This issue tracker has been migrated to GitHub ,
and is currently read-only.
For more information,
see the GitHub FAQs in the Python's Developer Guide.
Created on 2017年06月25日 16:58 by mattheww, last changed 2022年04月11日 14:58 by admin.
| Pull Requests | |||
|---|---|---|---|
| URL | Status | Linked | Edit |
| PR 14925 | open | gordonmessmer, 2019年07月24日 02:57 | |
| Messages (8) | |||
|---|---|---|---|
| msg296828 - (view) | Author: Matthew Woodcraft (mattheww) | Date: 2017年06月25日 16:58 | |
I have a system where the default locale is C.UTF-8, and en_US.UTF-8 is
not installed.
But locale.normalize() unhelpfully converts "C.UTF-8" to "en_US.UTF-8".

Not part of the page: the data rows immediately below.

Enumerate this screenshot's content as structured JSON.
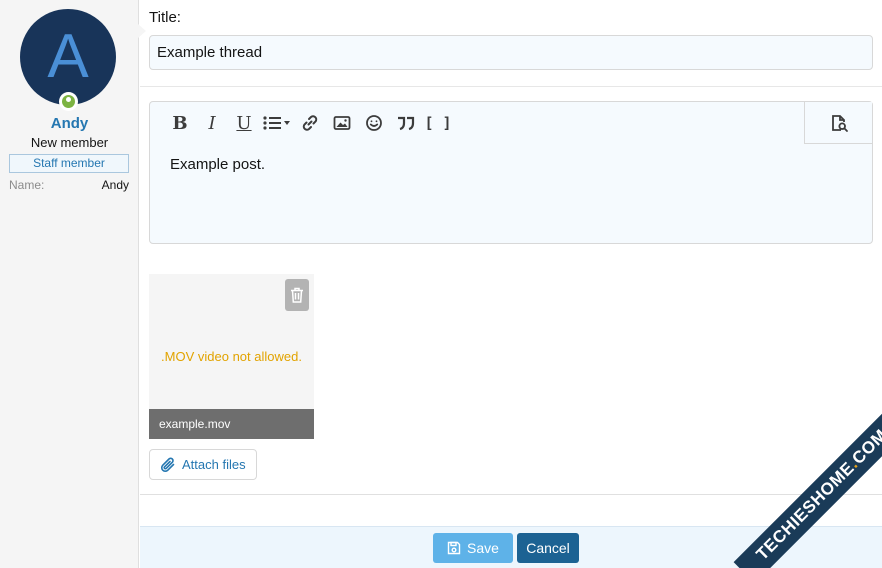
{
  "user": {
    "avatar_letter": "A",
    "name": "Andy",
    "title": "New member",
    "banner": "Staff member",
    "extra_label": "Name:",
    "extra_value": "Andy",
    "online_color": "#7cb342"
  },
  "form": {
    "title_label": "Title:",
    "title_value": "Example thread",
    "body_text": "Example post."
  },
  "toolbar": {
    "buttons": [
      "bold-icon",
      "italic-icon",
      "underline-icon",
      "list-icon",
      "link-icon",
      "image-icon",
      "smilie-icon",
      "quote-icon",
      "code-icon"
    ],
    "bold_glyph": "B",
    "italic_glyph": "I",
    "underline_glyph": "U",
    "code_glyph": "[ ]",
    "preview_icon": "preview-icon"
  },
  "attachment": {
    "error": ".MOV video not allowed.",
    "filename": "example.mov",
    "error_color": "#e2a300"
  },
  "actions": {
    "attach_label": "Attach files",
    "save_label": "Save",
    "cancel_label": "Cancel"
  },
  "watermark": {
    "text_a": "TECHIESHOME",
    "text_dot": ".",
    "text_b": "COM"
  },
  "colors": {
    "link": "#2577b1",
    "save": "#5eb2e8",
    "cancel": "#1c6293",
    "avatar_bg": "#183459"
  }
}
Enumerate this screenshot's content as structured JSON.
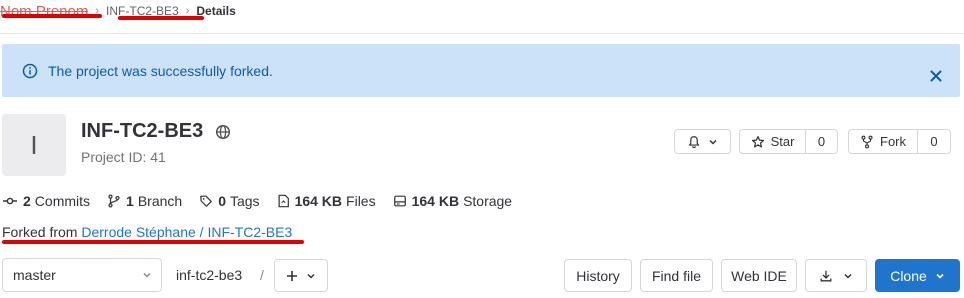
{
  "breadcrumb": {
    "user": "Nom Prenom",
    "project": "INF-TC2-BE3",
    "current": "Details",
    "separator": "›"
  },
  "alert": {
    "message": "The project was successfully forked.",
    "close_label": "×"
  },
  "project": {
    "avatar_letter": "I",
    "name": "INF-TC2-BE3",
    "id_text": "Project ID: 41",
    "visibility_icon": "globe-icon"
  },
  "actions": {
    "star_label": "Star",
    "star_count": "0",
    "fork_label": "Fork",
    "fork_count": "0"
  },
  "stats": {
    "commits_count": "2",
    "commits_label": "Commits",
    "branch_count": "1",
    "branch_label": "Branch",
    "tags_count": "0",
    "tags_label": "Tags",
    "files_size": "164 KB",
    "files_label": "Files",
    "storage_size": "164 KB",
    "storage_label": "Storage"
  },
  "fork_info": {
    "prefix": "Forked from",
    "source": "Derrode Stéphane / INF-TC2-BE3"
  },
  "toolbar": {
    "branch": "master",
    "path_root": "inf-tc2-be3",
    "path_sep": "/",
    "history_label": "History",
    "find_file_label": "Find file",
    "web_ide_label": "Web IDE",
    "clone_label": "Clone"
  },
  "colors": {
    "accent": "#1f75cb",
    "alert_bg": "#cbe2f9",
    "annotation_red": "#e00000"
  }
}
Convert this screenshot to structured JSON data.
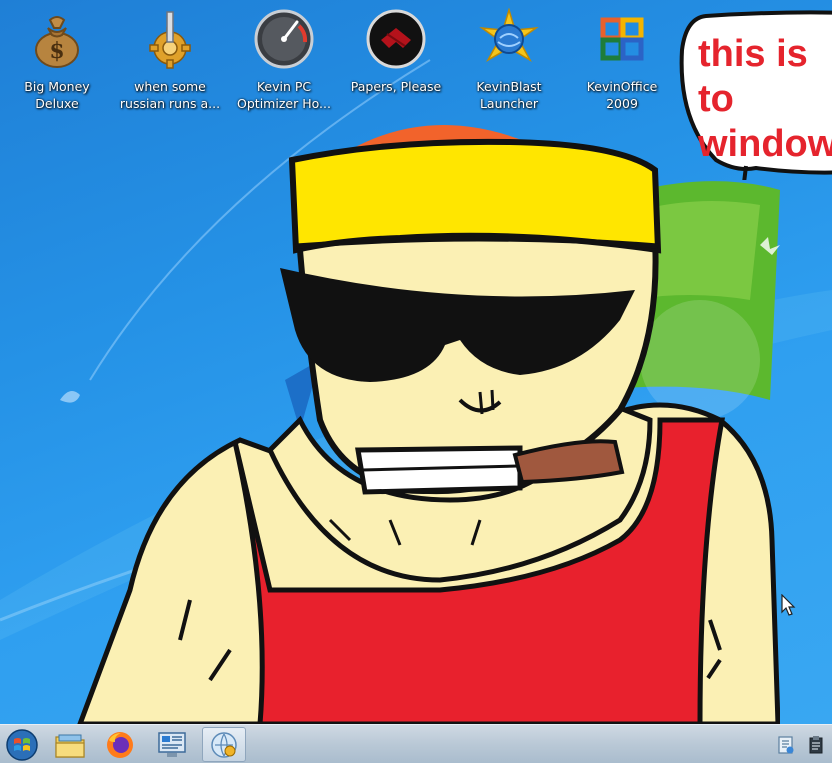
{
  "desktop": {
    "icons": [
      {
        "label": "Big Money\nDeluxe",
        "icon": "money-bag-icon"
      },
      {
        "label": "when some\nrussian runs a...",
        "icon": "gear-icon"
      },
      {
        "label": "Kevin PC\nOptimizer Ho...",
        "icon": "speedometer-icon"
      },
      {
        "label": "Papers, Please",
        "icon": "papers-please-icon"
      },
      {
        "label": "KevinBlast\nLauncher",
        "icon": "star-globe-icon"
      },
      {
        "label": "KevinOffice\n2009",
        "icon": "office-logo-icon"
      }
    ]
  },
  "wallpaper": {
    "speech_bubble_text": "this is to\nwindow"
  },
  "taskbar": {
    "buttons": [
      {
        "icon": "start-orb-icon"
      },
      {
        "icon": "file-explorer-icon"
      },
      {
        "icon": "firefox-icon"
      },
      {
        "icon": "control-panel-icon"
      },
      {
        "icon": "network-app-icon",
        "active": true
      }
    ],
    "tray": [
      {
        "icon": "notification-flag-icon"
      },
      {
        "icon": "clipboard-icon"
      }
    ]
  },
  "colors": {
    "bubble_text": "#e5242d",
    "skin": "#fbf0b4",
    "tank_top": "#e8212d",
    "bandana": "#ffe600"
  }
}
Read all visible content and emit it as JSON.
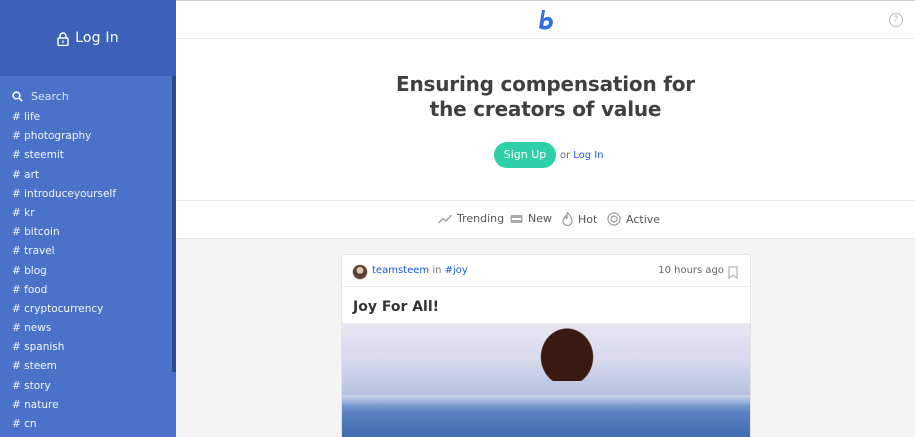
{
  "sidebar": {
    "login_label": "Log In",
    "search_placeholder": "Search",
    "tags": [
      "# life",
      "# photography",
      "# steemit",
      "# art",
      "# introduceyourself",
      "# kr",
      "# bitcoin",
      "# travel",
      "# blog",
      "# food",
      "# cryptocurrency",
      "# news",
      "# spanish",
      "# steem",
      "# story",
      "# nature",
      "# cn"
    ]
  },
  "header": {
    "brand_icon": "busy-logo-icon",
    "help_label": "?"
  },
  "hero": {
    "title_line1": "Ensuring compensation for",
    "title_line2": "the creators of value",
    "signup_label": "Sign Up",
    "or_text": "or",
    "login_label": "Log In"
  },
  "sort": {
    "items": [
      {
        "label": "Trending",
        "icon": "trending-icon"
      },
      {
        "label": "New",
        "icon": "new-icon"
      },
      {
        "label": "Hot",
        "icon": "flame-icon"
      },
      {
        "label": "Active",
        "icon": "active-icon"
      }
    ]
  },
  "post": {
    "author": "teamsteem",
    "in_text": "in",
    "tag": "#joy",
    "time": "10 hours ago",
    "title": "Joy For All!"
  },
  "colors": {
    "sidebar": "#4a72c8",
    "sidebar_header": "#3b62b8",
    "accent_green": "#2fd0a8",
    "link_blue": "#1a5ad8"
  }
}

So the following crashes for me:
python3.6 -c "import locale;locale.setlocale(locale.LC_ALL, ('C', 'UTF-8'))"
Similarly getdefaultlocale() returns ('en_US', 'UTF-8'), so this crashes too:
export LANG=C.UTF-8
unset LC_CTYPE
unset LC_ALL
unset LANGUAGE
python3.6 -c "import locale;locale.setlocale(locale.LC_ALL, locale.getdefaultlocale())"
This behaviour is caused by a locale_alias entry in Lib/locale.py .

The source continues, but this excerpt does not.